Improving Prostate MR Image Quality in Practice—Initial Results From the ACR Prostate MR Image Quality Improvement Collaborative
Andrei S. Purysko, Kay Zacharias‐Andrews, Kandice Garcia Tomkins, Ismail Baris Turkbey, Francesco Giganti, Mythreyi Bhargavan, David B. Larson, Jeffrey Weinreb, Clare Tempany, Christopher Smith, Ann Hester, Kevin Chang, Sara Martin, Rajan Gupta, Erica Owenby, Logan McLean, Linda Campbell, Alessandro Furlan, Andrew Grills
Abstract
OBJECTIVE: Variability in prostate MRI quality is an increasingly recognized problem that negatively affects patient care. This report aims to describe the results and key learnings of the first cohort of the ACR Learning Network Prostate MR Image Quality Improvement Collaborative. METHODS: Teams from five organizations in the United States were trained on a structured improvement method. After reaching a consensus on image quality and auditing their images using the Prostate Imaging Quality (PI-QUAL) system, teams conducted a current state analysis to identify barriers to obtaining high-quality images. Through plan-do-study-act cycles involving frontline staff, each site designed and tested interventions targeting image quality key drivers.

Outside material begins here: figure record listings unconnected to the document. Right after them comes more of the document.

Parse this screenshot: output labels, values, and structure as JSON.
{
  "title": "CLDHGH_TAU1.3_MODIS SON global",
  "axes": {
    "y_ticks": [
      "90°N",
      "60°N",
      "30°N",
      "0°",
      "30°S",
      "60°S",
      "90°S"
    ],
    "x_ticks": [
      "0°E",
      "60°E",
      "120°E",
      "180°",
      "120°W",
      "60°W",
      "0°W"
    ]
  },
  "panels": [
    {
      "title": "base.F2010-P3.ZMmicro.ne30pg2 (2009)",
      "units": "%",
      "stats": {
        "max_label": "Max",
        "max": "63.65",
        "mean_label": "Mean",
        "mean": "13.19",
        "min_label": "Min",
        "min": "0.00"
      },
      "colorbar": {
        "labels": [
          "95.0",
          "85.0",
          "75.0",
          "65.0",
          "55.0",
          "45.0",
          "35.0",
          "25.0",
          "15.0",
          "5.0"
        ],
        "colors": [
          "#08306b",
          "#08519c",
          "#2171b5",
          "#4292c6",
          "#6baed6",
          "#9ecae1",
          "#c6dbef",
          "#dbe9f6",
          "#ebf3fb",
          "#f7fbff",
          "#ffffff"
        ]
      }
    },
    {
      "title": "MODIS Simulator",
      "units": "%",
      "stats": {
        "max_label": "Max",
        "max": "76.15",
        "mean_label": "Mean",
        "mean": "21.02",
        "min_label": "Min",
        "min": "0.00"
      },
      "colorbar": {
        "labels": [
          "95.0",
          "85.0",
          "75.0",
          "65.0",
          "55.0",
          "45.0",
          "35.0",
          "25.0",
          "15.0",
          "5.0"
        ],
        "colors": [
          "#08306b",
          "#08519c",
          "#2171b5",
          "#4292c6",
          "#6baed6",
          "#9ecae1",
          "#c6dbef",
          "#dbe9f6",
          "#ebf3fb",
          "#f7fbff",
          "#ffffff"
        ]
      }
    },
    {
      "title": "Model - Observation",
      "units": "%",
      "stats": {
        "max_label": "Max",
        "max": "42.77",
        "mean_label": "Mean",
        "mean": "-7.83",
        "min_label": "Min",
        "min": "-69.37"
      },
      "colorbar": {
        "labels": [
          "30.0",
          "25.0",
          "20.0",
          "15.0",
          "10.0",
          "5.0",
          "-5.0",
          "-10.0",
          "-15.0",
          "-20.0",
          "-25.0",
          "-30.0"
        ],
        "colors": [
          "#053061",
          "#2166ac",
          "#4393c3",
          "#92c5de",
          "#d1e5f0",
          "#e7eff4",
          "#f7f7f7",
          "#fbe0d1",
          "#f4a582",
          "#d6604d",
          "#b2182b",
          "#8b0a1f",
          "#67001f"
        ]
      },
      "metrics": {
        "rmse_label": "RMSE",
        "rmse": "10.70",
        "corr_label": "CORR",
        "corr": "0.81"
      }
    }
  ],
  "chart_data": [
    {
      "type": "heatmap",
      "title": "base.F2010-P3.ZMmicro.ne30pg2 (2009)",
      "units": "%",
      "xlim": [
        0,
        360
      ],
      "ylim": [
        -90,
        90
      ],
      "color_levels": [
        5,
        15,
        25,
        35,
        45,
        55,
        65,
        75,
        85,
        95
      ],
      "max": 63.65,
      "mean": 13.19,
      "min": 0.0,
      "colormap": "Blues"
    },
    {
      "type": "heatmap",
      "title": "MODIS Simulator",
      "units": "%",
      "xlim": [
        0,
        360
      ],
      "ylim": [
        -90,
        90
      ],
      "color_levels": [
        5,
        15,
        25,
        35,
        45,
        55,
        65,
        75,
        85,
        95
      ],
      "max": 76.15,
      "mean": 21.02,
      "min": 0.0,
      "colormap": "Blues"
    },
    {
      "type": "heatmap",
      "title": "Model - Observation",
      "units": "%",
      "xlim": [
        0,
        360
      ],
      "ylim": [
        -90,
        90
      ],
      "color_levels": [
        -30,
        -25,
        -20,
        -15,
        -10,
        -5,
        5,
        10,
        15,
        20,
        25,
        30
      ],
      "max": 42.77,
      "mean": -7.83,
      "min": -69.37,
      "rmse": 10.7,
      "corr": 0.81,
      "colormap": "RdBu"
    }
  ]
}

The percentage of examinations meeting quality criteria (ie, PI-QUAL score ≥4) was plotted on a run chart, and project progress was reviewed in weekly meetings. At the collaborative level, the goal was to increase the percentage of examinations with PI-QUAL ≥4 to at least 85%. RESULTS: Across 2,380 examinations audited, the mean weekly rates of prostate MR examinations meeting image quality criteria increased from 67% (range: 60%-74%) at baseline to 87% (range: 80%-97%) upon program completion. The most commonly employed interventions were MR protocol adjustments, development and implementation of patient preparation instructions, personnel training, and development of an auditing process mechanism. CONCLUSION: A learning network model, in which organizations share knowledge and work together toward a common goal, can improve prostate MR image quality at multiple sites simultaneously. The inaugural cohort's key learnings provide a road map for improvement on a broader scale.